[time-nuts] Metastability in a 100 MHz TIC
Dr Bruce Griffiths
bruce.griffiths at xtra.co.nz
Fri Jul 20 19:16:57 EDT 2007
Tom Van Baak wrote:
> Richard,
>
> A 1.6 us window mean you have almost no issues with
> the accuracy or stability of your 100 MHz sample clock.
> 10 ns out of 1.6 us is 1/2 percent; clock counts won't
> exceed 160; a quartz timebase is overkill.
>
> Do I understand correctly: you make each raw 1pps
> time interval measurement down to 10 ns resolution,
> then (in software, I presume, one second later) apply
> a negative sawtooth correction with 1 ns resolution, then
> average 120 of those sums, and then expect a 84 ps
> resolution result?

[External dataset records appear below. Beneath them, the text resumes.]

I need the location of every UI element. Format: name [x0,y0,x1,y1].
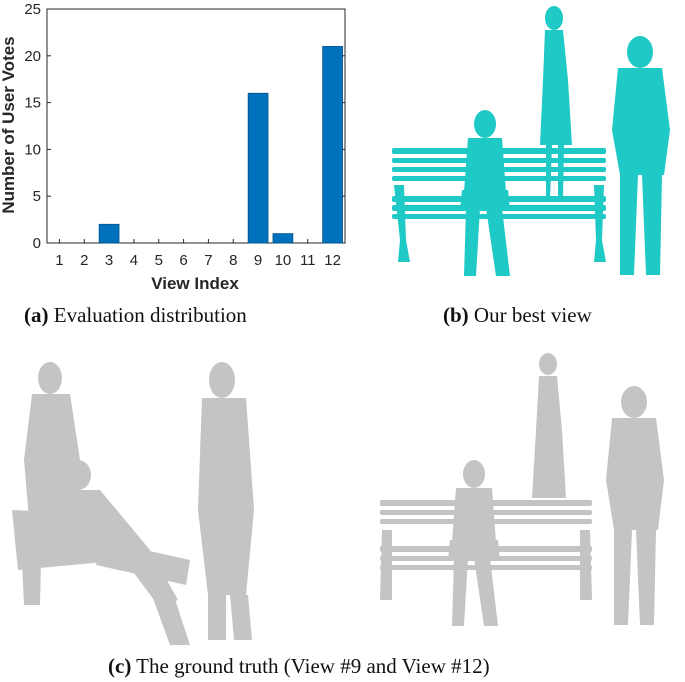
x-tick-labels: 1 2 3 4 5 6 7 8 9 10 11 12 [55,252,341,269]
x-tick-label: 4 [130,252,138,269]
y-tick-label: 0 [33,235,41,252]
x-tick-label: 11 [300,252,316,269]
seated-woman-shape [460,110,510,276]
y-tick-label: 15 [24,95,41,112]
x-tick-label: 6 [179,252,187,269]
chart-bars [98,46,343,244]
bar-view-3 [98,223,120,244]
x-tick-label: 2 [80,252,88,269]
x-tick-label: 7 [204,252,212,269]
x-tick-label: 5 [155,252,163,269]
bar-view-9 [247,92,269,244]
x-tick-label: 1 [55,252,63,269]
ground-truth-view-12-render [380,353,664,626]
standing-woman-shape [540,6,572,200]
caption-c-text: The ground truth (View #9 and View #12) [131,654,490,678]
caption-b-text: Our best view [468,303,592,327]
x-tick-label: 12 [324,252,341,269]
caption-b: (b) Our best view [443,303,592,328]
y-tick-label: 10 [24,141,41,158]
ground-truth-view-9-render [12,362,254,645]
y-tick-labels: 0 5 10 15 20 25 [24,1,41,252]
x-axis-title: View Index [151,274,239,293]
ground-truth-view-9-figures [12,362,254,645]
standing-man-shape [612,36,670,275]
caption-c: (c) The ground truth (View #9 and View #… [108,654,490,679]
x-tick-label: 9 [254,252,262,269]
best-view-render [392,6,670,276]
x-tick-label: 8 [229,252,237,269]
y-tick-label: 5 [33,188,41,205]
y-tick-label: 20 [24,48,41,65]
chart-axes [46,8,346,244]
caption-a-text: Evaluation distribution [48,303,247,327]
ground-truth-view-12-figures [380,353,664,626]
bar-view-12 [322,46,343,244]
caption-a: (a) Evaluation distribution [24,303,247,328]
plot-box [46,8,346,244]
caption-c-letter: (c) [108,654,132,678]
best-view-figures [392,6,670,276]
y-axis-title: Number of User Votes [0,36,18,213]
x-tick-label: 3 [105,252,113,269]
caption-b-letter: (b) [443,303,469,327]
y-tick-label: 25 [24,1,41,18]
caption-a-letter: (a) [24,303,49,327]
bar-view-10 [272,233,294,244]
x-tick-label: 10 [275,252,292,269]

Something doesn't sound quite right.
>
> /tvb
>
Tom
If the quantisation error of the sawtooth correction is random then
averaging will reduce the noise in the average sawtooth correction to
somewhat below 1ns.
If the 100MHz oscillator phase drifts randomly with respect to the phase
of the OCXO being disciplined then averaging will indeed reduce the
noise of the phase measurement to below 10ns, however although the
calculated resolution is 83ps the noise in the result will be somewhat
higher than this.
Indeed a quartz timebase is perhaps too stable for effective averaging
unless the PPS signal has around 10ns or so rms jitter on its leading edge.

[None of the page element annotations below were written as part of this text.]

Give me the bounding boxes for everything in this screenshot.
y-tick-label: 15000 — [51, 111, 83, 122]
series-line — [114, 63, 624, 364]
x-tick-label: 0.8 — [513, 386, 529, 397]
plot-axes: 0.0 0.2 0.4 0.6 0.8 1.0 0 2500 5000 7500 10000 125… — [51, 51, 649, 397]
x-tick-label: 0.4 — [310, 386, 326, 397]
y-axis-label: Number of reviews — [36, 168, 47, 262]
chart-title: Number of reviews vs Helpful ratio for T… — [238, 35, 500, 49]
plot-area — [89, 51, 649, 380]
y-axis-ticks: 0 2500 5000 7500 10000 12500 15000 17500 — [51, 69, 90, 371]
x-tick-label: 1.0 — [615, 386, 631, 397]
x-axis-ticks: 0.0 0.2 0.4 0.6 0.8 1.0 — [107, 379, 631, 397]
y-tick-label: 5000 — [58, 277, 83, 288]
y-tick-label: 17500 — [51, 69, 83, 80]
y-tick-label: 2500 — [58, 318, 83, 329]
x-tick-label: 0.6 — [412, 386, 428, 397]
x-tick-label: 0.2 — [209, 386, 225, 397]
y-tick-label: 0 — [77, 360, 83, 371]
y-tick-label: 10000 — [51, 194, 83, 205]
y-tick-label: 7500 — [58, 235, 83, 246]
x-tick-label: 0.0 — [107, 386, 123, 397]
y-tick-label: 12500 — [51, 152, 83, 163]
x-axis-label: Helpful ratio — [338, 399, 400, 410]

However if a less stable timebase is used to ensure it has sufficient
short term instability to ensure accurate averaging it will be necessary
to measure/calibrate its frequency perhaps every second to correct for
drift in the timebase oscillator.
Relying on the 100MHz crystal oscillator phase drifting around in a
random fashion so that the phase error averages are unbiased estimates
of the true phase error is perhaps expecting too much unless heroic
measures are taken to ensure that the 100MHz oscillator doesnt phase
lock to the OCXO output via injection locking.
The phase error averaging will be improved by adding sufficient jitter
to the PPS signal to increase its random timing jitter to around 10ns
rms or so.
If this is done the 100MHz clock can be derived from the oscillator
being disciplined and the averaged phase will still have a very small bias.